Ismael González Trujillo

Posted on Dec 8, 2019 • Edited on Dec 10, 2019 • Originally published at Medium

Building cross-platform apps for mobile, web and voice (part II)

#javascript #nativescript #firebase #googleassistant

In this article and its part I we explore the technologies available to build a cross-platform experience which includes voice assistants. Assuming we want to build a small and simple to-do list app for Android, iOS, web and the Google Assistant, how can we provide the best experience for each platform while making sure our app can scale?

To bring to life the tech stack defined in the previous article, we’ve created VOXE (VOice X-platform Experience). VOXE is a simple proof-of-concept to-do list app for Android, iOS, web and the Google Assistant. One single repository, which contains:

A NativeScript (Angular) app that compiles to Android, iOS and web.
A Dialogflow agent.
A Cloud Function for the Google Action fulfillment.

The app makes use of Cloud Firestore to store the data.

VOXE architecture

The repository is publicly available on GitHub.

potatolondon / voxe

VOice X-platform Experience. A to-do list app for Android, iOS, web and Google Assistant

Firebase: Infrastructure and services

VOXE makes use of three Firebase services:

Hosting: for the web app.
Authentication: we will use Google here for simplicity but Firebase supports many other authentication methods such as passwords, phone numbers and other popular federated identity providers like Facebook, Twitter, etc.
Cloud Firestore.

The first two services are easily configurable via the Firebase Console. Let’s dig into our data model and security rules.

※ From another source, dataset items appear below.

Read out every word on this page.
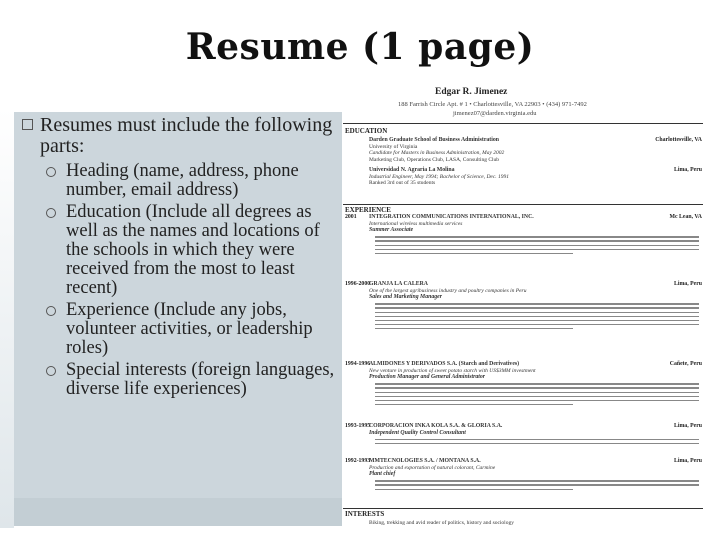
Resume (1 page)
Resumes must include the following parts:
Heading (name, address, phone number, email address)
Education (Include all degrees as well as the names and locations of the schools in which they were received from the most to least recent)
Experience (Include any jobs, volunteer activities, or leadership roles)
Special interests (foreign languages, diverse life experiences)
Edgar R. Jimenez
188 Farrish Circle Apt. # 1 • Charlottesville, VA 22903 • (434) 971-7492
jimenez07@darden.virginia.edu
EDUCATION
Darden Graduate School of Business Administration
University of Virginia
Candidate for Masters in Business Administration, May 2002
Marketing Club, Operations Club, LASA, Consulting Club
Charlottesville, VA
Universidad N. Agraria La Molina
Industrial Engineer, May 1994; Bachelor of Science, Dec. 1991
Ranked 3rd out of 35 students
Lima, Peru
EXPERIENCE
2001 INTEGRATION COMMUNICATIONS INTERNATIONAL, INC.
International wireless multimedia services
Summer Associate
Mc Lean, VA
1996-2000
GRANJA LA CALERA
One of the largest agribusiness industry and poultry companies in Peru
Sales and Marketing Manager
Lima, Peru
1994-1996
ALMIDONES Y DERIVADOS S.A. (Starch and Derivatives)
New venture in production of sweet potato starch with US$3MM investment
Production Manager and General Administrator
Cañete, Peru
1993-1995
CORPORACION INKA KOLA S.A. & GLORIA S.A.
Independent Quality Control Consultant
Lima, Peru
1992-1993
MMTECNOLOGIES S.A. / MONTANA S.A.
Production and exportation of natural colorant, Carmine
Plant chief
Lima, Peru
INTERESTS
Biking, trekking and avid reader of politics, history and sociology
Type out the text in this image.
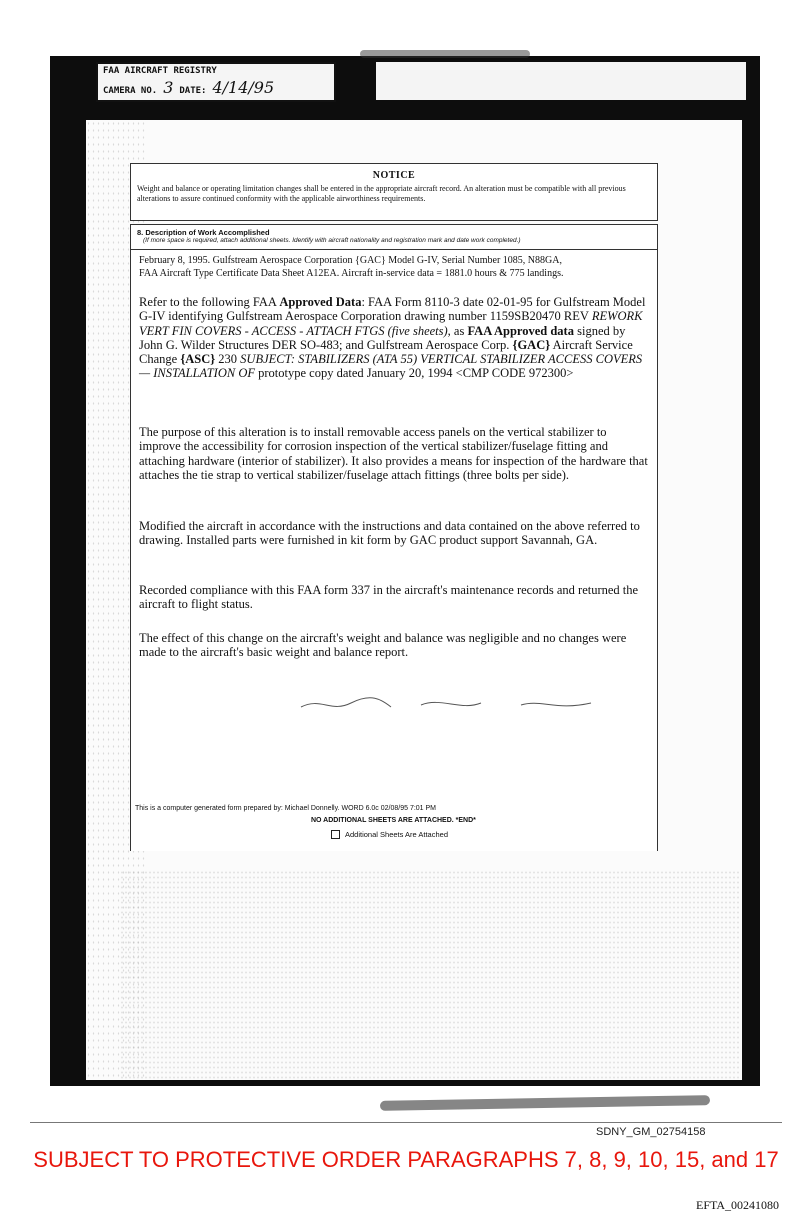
FAA AIRCRAFT REGISTRY
CAMERA NO. 3 DATE: 4/14/95
NOTICE
Weight and balance or operating limitation changes shall be entered in the appropriate aircraft record. An alteration must be compatible with all previous alterations to assure continued conformity with the applicable airworthiness requirements.
8. Description of Work Accomplished
(If more space is required, attach additional sheets. Identify with aircraft nationality and registration mark and date work completed.)
February 8, 1995. Gulfstream Aerospace Corporation {GAC} Model G-IV, Serial Number 1085, N88GA,
FAA Aircraft Type Certificate Data Sheet A12EA. Aircraft in-service data = 1881.0 hours & 775 landings.
Refer to the following FAA Approved Data: FAA Form 8110-3 date 02-01-95 for Gulfstream Model G-IV identifying Gulfstream Aerospace Corporation drawing number 1159SB20470 REV REWORK VERT FIN COVERS - ACCESS - ATTACH FTGS (five sheets), as FAA Approved data signed by John G. Wilder Structures DER SO-483; and Gulfstream Aerospace Corp. {GAC} Aircraft Service Change {ASC} 230 SUBJECT: STABILIZERS (ATA 55) VERTICAL STABILIZER ACCESS COVERS — INSTALLATION OF prototype copy dated January 20, 1994 <CMP CODE 972300>
The purpose of this alteration is to install removable access panels on the vertical stabilizer to improve the accessibility for corrosion inspection of the vertical stabilizer/fuselage fitting and attaching hardware (interior of stabilizer). It also provides a means for inspection of the hardware that attaches the tie strap to vertical stabilizer/fuselage attach fittings (three bolts per side).
Modified the aircraft in accordance with the instructions and data contained on the above referred to drawing. Installed parts were furnished in kit form by GAC product support Savannah, GA.
Recorded compliance with this FAA form 337 in the aircraft's maintenance records and returned the aircraft to flight status.
The effect of this change on the aircraft's weight and balance was negligible and no changes were made to the aircraft's basic weight and balance report.
This is a computer generated form prepared by: Michael Donnelly. WORD 6.0c 02/08/95 7:01 PM
NO ADDITIONAL SHEETS ARE ATTACHED. *END*
Additional Sheets Are Attached
SDNY_GM_02754158
SUBJECT TO PROTECTIVE ORDER PARAGRAPHS 7, 8, 9, 10, 15, and 17
EFTA_00241080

Cloud Firestore data model

Cloud Firestore is a NoSQL, document-oriented database. Unlike a SQL database, there are no tables or rows. Instead, the data is stored in documents, which are organised into collections.

We’ll need, then, a collection of to-do documents (todos), each of which will define the following fields: content (string), createdAt timestamp (number) and userId (string).

Security rules

Since we’re relying on Firebase client SDKs and not on a bespoke API, how do we make sure users only have access to to-do items created by themselves?

Every database request from a Cloud Firestore mobile/web client library is evaluated against a set of security rules before reading or writing any data. These rules define the level of access for a specific path in the database using conditions based on authentication and data fields.

Let’s have a look at the security rules for our database:

service cloud.firestore {
  match /databases/{database}/documents {
    match /todos/{todo} {
      allow read, delete: if request.auth.uid == resource.data.userId;
      allow create: if request.auth.uid == request.resource.data.userId;
      allow update: if request.auth.uid == resource.data.userId && request.auth.uid == request.resource.data.userId;
    }
  }
}

resource.data represents the document accessed by the query.
request.auth.uid is the id of the authenticated user.
request.resource.data represents a new or updated document.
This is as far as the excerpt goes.